AI for science promises to accelerate the discovery process. The advent of large language models (LLMs) and agentic workflows enables the expediting of a growing range of scientific tasks. However, most of the current generation of agentic systems depend on static, hand-curated toolsets that hinder adaptation to new domains and evolving libraries. We present El Agente Forjador, a multi-agent framework in which universal coding agents autonomously forge, validate, and reuse computational tools through a four-stage workflow of tool analysis, tool generation, task execution, and iterative solution evaluation.
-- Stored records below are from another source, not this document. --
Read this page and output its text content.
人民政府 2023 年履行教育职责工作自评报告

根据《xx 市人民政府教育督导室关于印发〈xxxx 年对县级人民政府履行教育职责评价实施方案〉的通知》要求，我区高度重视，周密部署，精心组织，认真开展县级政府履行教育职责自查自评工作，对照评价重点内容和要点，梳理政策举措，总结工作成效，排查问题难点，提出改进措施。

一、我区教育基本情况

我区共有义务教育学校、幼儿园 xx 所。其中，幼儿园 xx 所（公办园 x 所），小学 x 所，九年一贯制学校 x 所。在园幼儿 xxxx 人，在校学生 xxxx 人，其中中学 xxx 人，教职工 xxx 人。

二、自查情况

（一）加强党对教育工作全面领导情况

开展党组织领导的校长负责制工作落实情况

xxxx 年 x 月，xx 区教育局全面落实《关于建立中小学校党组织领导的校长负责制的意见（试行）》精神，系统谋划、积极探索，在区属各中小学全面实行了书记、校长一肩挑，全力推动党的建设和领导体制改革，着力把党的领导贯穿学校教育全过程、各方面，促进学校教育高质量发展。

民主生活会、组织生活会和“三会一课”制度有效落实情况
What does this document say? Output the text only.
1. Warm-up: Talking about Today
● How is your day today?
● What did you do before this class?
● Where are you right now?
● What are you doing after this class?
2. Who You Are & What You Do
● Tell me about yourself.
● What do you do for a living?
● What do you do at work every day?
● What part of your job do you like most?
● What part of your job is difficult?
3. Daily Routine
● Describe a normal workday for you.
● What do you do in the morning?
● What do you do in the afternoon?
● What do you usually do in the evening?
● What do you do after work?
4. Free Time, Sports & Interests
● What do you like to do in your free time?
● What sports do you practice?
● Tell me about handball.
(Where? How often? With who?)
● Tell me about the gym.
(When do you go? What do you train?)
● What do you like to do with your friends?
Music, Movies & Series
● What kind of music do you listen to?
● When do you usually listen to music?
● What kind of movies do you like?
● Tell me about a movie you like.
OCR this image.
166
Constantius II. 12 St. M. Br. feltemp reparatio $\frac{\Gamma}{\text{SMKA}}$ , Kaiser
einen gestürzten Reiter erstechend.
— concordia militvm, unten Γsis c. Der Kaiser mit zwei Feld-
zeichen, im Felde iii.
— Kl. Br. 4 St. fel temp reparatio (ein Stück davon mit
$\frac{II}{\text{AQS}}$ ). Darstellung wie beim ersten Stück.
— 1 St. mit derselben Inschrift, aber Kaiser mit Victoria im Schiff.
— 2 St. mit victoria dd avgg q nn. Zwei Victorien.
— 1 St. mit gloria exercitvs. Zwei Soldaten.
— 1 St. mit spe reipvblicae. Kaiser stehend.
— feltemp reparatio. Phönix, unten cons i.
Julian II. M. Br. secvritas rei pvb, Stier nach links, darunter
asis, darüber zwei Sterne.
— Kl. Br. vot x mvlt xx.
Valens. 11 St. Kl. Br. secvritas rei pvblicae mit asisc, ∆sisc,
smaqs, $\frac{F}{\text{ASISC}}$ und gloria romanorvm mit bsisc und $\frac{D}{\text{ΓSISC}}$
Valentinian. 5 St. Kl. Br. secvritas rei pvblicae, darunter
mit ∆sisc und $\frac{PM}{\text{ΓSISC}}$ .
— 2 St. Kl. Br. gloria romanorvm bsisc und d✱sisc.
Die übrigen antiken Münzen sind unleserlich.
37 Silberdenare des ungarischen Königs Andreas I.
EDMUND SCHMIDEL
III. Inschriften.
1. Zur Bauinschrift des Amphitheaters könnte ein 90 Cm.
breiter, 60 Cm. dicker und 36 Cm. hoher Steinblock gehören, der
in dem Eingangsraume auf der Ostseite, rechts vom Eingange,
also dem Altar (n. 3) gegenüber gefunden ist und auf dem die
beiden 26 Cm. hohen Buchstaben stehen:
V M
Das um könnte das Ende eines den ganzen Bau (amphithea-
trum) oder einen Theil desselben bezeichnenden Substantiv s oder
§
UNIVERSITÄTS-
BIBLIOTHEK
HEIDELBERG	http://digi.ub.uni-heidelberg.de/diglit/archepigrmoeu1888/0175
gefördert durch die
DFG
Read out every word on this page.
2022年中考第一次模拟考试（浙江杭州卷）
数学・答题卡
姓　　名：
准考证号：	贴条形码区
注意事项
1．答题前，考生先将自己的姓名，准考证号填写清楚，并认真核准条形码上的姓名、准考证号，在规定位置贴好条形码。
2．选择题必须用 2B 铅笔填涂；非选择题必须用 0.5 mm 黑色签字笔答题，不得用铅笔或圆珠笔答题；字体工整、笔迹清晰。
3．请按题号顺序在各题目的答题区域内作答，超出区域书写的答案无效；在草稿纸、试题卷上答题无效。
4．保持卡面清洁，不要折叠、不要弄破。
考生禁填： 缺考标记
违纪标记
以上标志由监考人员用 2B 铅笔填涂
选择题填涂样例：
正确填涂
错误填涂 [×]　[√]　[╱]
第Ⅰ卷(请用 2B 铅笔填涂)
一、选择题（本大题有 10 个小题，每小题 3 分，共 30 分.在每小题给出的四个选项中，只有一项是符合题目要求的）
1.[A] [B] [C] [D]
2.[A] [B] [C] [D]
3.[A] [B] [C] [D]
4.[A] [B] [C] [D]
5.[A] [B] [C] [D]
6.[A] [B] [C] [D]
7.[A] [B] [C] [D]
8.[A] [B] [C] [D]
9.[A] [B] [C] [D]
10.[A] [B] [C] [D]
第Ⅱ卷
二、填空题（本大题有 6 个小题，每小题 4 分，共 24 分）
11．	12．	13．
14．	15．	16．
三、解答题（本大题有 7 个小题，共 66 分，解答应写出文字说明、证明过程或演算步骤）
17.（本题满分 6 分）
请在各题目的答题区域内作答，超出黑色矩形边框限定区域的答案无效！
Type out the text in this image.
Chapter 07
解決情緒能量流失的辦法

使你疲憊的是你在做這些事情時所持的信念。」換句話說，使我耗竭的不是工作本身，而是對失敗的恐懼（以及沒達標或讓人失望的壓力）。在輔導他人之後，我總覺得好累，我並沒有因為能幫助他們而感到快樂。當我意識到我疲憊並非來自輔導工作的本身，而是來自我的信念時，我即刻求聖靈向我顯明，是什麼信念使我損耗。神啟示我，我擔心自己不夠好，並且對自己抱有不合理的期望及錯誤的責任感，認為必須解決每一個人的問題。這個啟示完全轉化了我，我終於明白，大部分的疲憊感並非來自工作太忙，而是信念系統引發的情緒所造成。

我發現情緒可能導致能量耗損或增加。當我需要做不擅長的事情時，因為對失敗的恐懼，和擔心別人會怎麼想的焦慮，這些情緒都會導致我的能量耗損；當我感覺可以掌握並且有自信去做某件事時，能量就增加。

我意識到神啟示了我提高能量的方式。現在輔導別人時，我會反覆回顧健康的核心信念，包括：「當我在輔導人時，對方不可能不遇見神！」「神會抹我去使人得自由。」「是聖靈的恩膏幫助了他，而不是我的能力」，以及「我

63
Evaluated across 24 tasks spanning quantum chemistry and quantum dynamics on five coding agent setups, we compare three operating modes: zero-shot generation of tools per task, reuse of a curriculum-built toolset, and direct problem-solving with the coding agents as the baseline. We find that our tool generation and reuse framework consistently improves accuracy over the baseline. We also show that reusing a toolset built by a stronger coding agent can reduce API cost and substantially raises the solution quality for weaker coding agents. Case studies further demonstrate that tools forged for different domains can be combined to solve hybrid tasks. Taken together, these results show that LLM-based agents can use their scientific knowledge and coding capabilities to autonomously build reusable scientific tools, pointing toward a paradigm in which agent capabilities are defined by the tasks they are designed to solve rather than by explicitly engineered implementations.